Screenshot with sample images of plankton: copepods (a), as well as tunicates (b) or a jellyfish (f). Photo: J. Taucher, GEOMAR.
The instrument was successfully deployed for the first time during a research cruise off the Norwegian coast at the beginning of this year. In the upcoming years, it will be used to collect high-quality data on the distribution of plankton in the oceans. This innovation is already protected as a utility model, a patent is pending.
Digital Twins Framework
Working within the Helmholtz Future Topic project ARCHES (Autonomous Robotic Networks to Help Modern Societies), Alexander Barbie and Niklas Pech from the GEOMAR Helmholtz Centre for Ocean Research Kiel in collaboration with the Alfred Wegener Institute Helmholtz Centre for Polar and Marine Research (AWI) created a software framework for developing and running digital twins. Digital twins are an approach which was taken from the internet of things, to which they are a further extension. A digital twin is a digital model of an object that physically exists, e.g. a deep sea tool or even a whole ocean bottom monitoring system. The digital twin reflects the status or the processes of the physical twin and records the development of the physical twin through time.

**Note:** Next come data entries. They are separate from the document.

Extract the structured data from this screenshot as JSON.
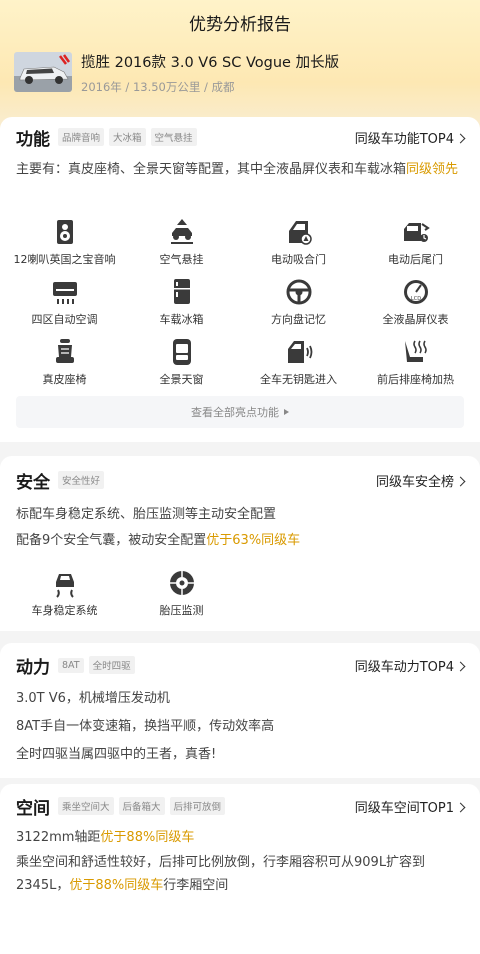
{
  "header": {
    "title": "优势分析报告"
  },
  "car": {
    "name": "揽胜 2016款 3.0 V6 SC Vogue 加长版",
    "meta": "2016年 / 13.50万公里 / 成都"
  },
  "function": {
    "title": "功能",
    "tags": [
      "品牌音响",
      "大冰箱",
      "空气悬挂"
    ],
    "link": "同级车功能TOP4",
    "desc_main": "主要有：真皮座椅、全景天窗等配置，其中全液晶屏仪表和车载冰箱",
    "desc_hl": "同级领先",
    "features": [
      {
        "label": "12喇叭英国之宝音响",
        "icon": "speaker-icon"
      },
      {
        "label": "空气悬挂",
        "icon": "air-suspension-icon"
      },
      {
        "label": "电动吸合门",
        "icon": "soft-close-door-icon"
      },
      {
        "label": "电动后尾门",
        "icon": "power-tailgate-icon"
      },
      {
        "label": "四区自动空调",
        "icon": "climate-icon"
      },
      {
        "label": "车载冰箱",
        "icon": "fridge-icon"
      },
      {
        "label": "方向盘记忆",
        "icon": "steering-wheel-icon"
      },
      {
        "label": "全液晶屏仪表",
        "icon": "lcd-gauge-icon"
      },
      {
        "label": "真皮座椅",
        "icon": "leather-seat-icon"
      },
      {
        "label": "全景天窗",
        "icon": "sunroof-icon"
      },
      {
        "label": "全车无钥匙进入",
        "icon": "keyless-entry-icon"
      },
      {
        "label": "前后排座椅加热",
        "icon": "seat-heating-icon"
      }
    ],
    "view_all": "查看全部亮点功能"
  },
  "safety": {
    "title": "安全",
    "tags": [
      "安全性好"
    ],
    "link": "同级车安全榜",
    "line1": "标配车身稳定系统、胎压监测等主动安全配置",
    "line2_pre": "配备9个安全气囊，被动安全配置",
    "line2_hl": "优于63%同级车",
    "features": [
      {
        "label": "车身稳定系统",
        "icon": "esp-icon"
      },
      {
        "label": "胎压监测",
        "icon": "tire-pressure-icon"
      }
    ]
  },
  "power": {
    "title": "动力",
    "tags": [
      "8AT",
      "全时四驱"
    ],
    "link": "同级车动力TOP4",
    "lines": [
      "3.0T V6，机械增压发动机",
      "8AT手自一体变速箱，换挡平顺，传动效率高",
      "全时四驱当属四驱中的王者，真香!"
    ]
  },
  "space": {
    "title": "空间",
    "tags": [
      "乘坐空间大",
      "后备箱大",
      "后排可放倒"
    ],
    "link": "同级车空间TOP1",
    "line1_pre": "3122mm轴距",
    "line1_hl": "优于88%同级车",
    "line2": "乘坐空间和舒适性较好，后排可比例放倒，行李厢容积可从909L扩容到",
    "line3_pre": "2345L，",
    "line3_hl": "优于88%同级车",
    "line3_post": "行李厢空间"
  },
  "colors": {
    "accent": "#d99a00",
    "header_bg": "#fde8b3"
  }
}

More practically said, this means that an ocean bottom monitoring system that is deployed under water is connected with its corresponding digital model, which is located on a ship, and that there is a regular exchange of data. Thus, scientists will be able to check sensor data and the status of an ocean bottom monitoring system any time from the ship, and that possible scenarios can be tested on the digital twin before commands are sent to the physical system.

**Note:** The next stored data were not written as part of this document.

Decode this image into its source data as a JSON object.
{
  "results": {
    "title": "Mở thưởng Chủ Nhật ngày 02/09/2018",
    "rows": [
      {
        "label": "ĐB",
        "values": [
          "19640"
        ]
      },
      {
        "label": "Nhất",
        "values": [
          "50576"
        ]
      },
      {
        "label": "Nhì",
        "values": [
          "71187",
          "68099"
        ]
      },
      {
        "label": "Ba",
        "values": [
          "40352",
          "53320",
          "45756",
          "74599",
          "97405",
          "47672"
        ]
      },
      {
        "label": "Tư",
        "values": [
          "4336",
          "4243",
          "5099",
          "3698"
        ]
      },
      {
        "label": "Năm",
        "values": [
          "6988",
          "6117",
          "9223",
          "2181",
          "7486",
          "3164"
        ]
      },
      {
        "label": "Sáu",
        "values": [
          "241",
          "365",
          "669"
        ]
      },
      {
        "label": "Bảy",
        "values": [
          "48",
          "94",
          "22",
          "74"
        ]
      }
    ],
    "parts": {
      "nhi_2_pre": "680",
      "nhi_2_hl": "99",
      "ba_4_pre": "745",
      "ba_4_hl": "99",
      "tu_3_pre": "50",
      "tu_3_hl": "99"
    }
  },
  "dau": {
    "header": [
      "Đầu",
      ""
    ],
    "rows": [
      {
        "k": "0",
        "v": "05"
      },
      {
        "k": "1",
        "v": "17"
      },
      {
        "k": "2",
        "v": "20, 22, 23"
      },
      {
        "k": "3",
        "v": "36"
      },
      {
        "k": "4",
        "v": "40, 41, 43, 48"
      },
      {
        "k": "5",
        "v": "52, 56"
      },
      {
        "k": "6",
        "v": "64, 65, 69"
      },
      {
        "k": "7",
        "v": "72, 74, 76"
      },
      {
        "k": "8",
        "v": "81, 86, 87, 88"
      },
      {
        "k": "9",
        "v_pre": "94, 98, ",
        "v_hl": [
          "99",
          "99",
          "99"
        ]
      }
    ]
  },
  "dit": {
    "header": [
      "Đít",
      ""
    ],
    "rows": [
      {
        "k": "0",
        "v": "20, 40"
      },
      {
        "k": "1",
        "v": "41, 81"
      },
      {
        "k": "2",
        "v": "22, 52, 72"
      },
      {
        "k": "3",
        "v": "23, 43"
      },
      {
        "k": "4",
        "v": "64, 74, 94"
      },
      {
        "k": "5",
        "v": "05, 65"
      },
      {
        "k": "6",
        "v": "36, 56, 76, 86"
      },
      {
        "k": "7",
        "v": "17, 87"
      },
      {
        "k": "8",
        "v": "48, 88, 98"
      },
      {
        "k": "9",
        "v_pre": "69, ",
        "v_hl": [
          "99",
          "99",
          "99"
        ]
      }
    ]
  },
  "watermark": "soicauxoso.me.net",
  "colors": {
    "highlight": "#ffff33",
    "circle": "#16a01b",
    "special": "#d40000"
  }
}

Furthermore, using artificial intelligence, tasks which consume a lot of energy such as analyses and prognoses can be relocated from the ocean bottom monitoring system to the digital twin for faster and less energy-consuming calculation. The whole framework is based on open-source technologies. It was successfully tested in October 2020 in the Bocknis Eck (Eckernfoerde Fjord) working area. Here, for the first time, a hydroacoustic, cordless, cooperating network of several ocean bottom monitoring systems run by GEOMAR and AWI was established.

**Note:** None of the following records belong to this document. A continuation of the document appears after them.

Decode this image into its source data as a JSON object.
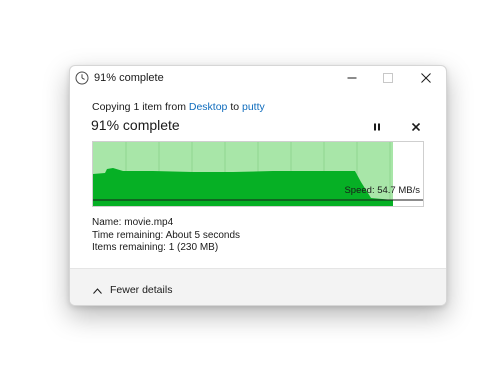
{
  "window": {
    "title": "91% complete",
    "icon": "clock-icon"
  },
  "titlebar_buttons": {
    "minimize": "minimize-icon",
    "maximize": "maximize-icon",
    "close": "close-icon"
  },
  "copy": {
    "prefix": "Copying 1 item from ",
    "source": "Desktop",
    "connector": " to ",
    "destination": "putty",
    "status": "91% complete",
    "percent": 91
  },
  "controls": {
    "pause": "pause-icon",
    "cancel": "cancel-icon"
  },
  "graph": {
    "speed_label": "Speed: 54.7 MB/s",
    "progress_fraction": 0.91,
    "colors": {
      "remaining_bg": "#ffffff",
      "completed_bg": "#a8e6a8",
      "fill": "#06b025",
      "speed_line": "#1a1a1a",
      "grid": "#8fd68f"
    }
  },
  "details": {
    "name_label": "Name:",
    "name_value": "movie.mp4",
    "time_label": "Time remaining:",
    "time_value": "About 5 seconds",
    "items_label": "Items remaining:",
    "items_value": "1 (230 MB)"
  },
  "footer": {
    "toggle_label": "Fewer details",
    "toggle_icon": "chevron-up-icon"
  }
}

“I am very pleased about the highly innovative developments achieved by those two working groups “, says Professor Dr. Katja Matthes, Director of GEOMAR. “Innovative technical solutions are, on the one hand, important drivers for advancements in marine science. On the other hand, they offer opportunities for the transfer of this technology to commercial usability”, Matthes continues.
Background:
The GEOMAR Innovation Awards were launched in 2018. They were created to honor outstanding technical innovations which have a lasting effect on GEOMAR’s scientific work. There are two categories: single inventor and team. Focus is put on truly original ideas as well as the possibility of utilization in the context of technology transfer. Each of the awards carries a value of € 6.000.